Żyjmy Lepiej

Bolesna siódemka, czyli najczęściej popełniane błędy w leczeniu bólu

Chorzy często koncentrują się na samej farmakoterapii. To błąd. Chorzy często koncentrują się na samej farmakoterapii. To błąd. Wavebreakmedia / PantherMedia

Branie za silnych przeciwbólówek Nawet podobnie działające leki z tej samej grupy niesterydowych leków przeciwzapalnych (NLPZ) mają różną moc działania. Trzeba je wybierać w zależności od tego, czy ból jest silny, umiarkowany czy słaby, przewlekły lub ostry.
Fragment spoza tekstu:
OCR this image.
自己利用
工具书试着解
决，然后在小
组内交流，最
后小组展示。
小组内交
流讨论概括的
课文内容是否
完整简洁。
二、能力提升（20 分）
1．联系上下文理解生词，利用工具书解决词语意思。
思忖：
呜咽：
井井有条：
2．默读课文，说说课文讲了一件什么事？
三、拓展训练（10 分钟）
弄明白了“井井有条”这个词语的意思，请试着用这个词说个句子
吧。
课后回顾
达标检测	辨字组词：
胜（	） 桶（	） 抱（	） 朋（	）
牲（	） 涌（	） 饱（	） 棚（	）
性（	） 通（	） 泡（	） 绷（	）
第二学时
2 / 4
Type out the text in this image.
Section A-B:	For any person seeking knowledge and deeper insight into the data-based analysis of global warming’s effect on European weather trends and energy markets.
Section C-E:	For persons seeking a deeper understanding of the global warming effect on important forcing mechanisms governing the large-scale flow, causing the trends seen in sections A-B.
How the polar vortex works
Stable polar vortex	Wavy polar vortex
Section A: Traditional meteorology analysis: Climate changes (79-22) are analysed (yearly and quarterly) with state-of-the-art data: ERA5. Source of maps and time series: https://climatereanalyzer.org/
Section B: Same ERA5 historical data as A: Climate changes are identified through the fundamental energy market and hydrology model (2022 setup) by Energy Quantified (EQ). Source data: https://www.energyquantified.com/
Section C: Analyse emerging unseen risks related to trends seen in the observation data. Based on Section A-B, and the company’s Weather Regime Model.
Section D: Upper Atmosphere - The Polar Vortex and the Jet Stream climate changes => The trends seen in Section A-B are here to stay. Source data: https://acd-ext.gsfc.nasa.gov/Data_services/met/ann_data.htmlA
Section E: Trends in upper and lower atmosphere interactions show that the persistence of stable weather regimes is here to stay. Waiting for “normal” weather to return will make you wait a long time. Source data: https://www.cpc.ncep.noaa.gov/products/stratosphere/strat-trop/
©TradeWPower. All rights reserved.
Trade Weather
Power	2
Jeśli natężenie bólu przekracza na skali cyfrę 5, do NLPZ dobrze jest dołożyć lek opioidowy (tramadol, tapentadol, oksykodon, buprenorfinę; nie należy podawać morfiny ani fentanylu).

Przeczekiwanie bólu Terapia bólu musi być prowadzona równolegle do leczenia przyczynowego. Nie jest właściwym podejście wielu lekarzy, reprezentujących zwłaszcza specjalności zabiegowe, by skupić się najpierw wyłącznie na chorobie podstawowej. Owszem, ból minie wraz z usunięciem przyczyny, ale trzeba go zacząć likwidować jak najwcześniej, by nie przekształcił się w ból neuropatyczny, dużo trudniejszy do okiełznania nawet po zakończeniu leczenia przyczynowego.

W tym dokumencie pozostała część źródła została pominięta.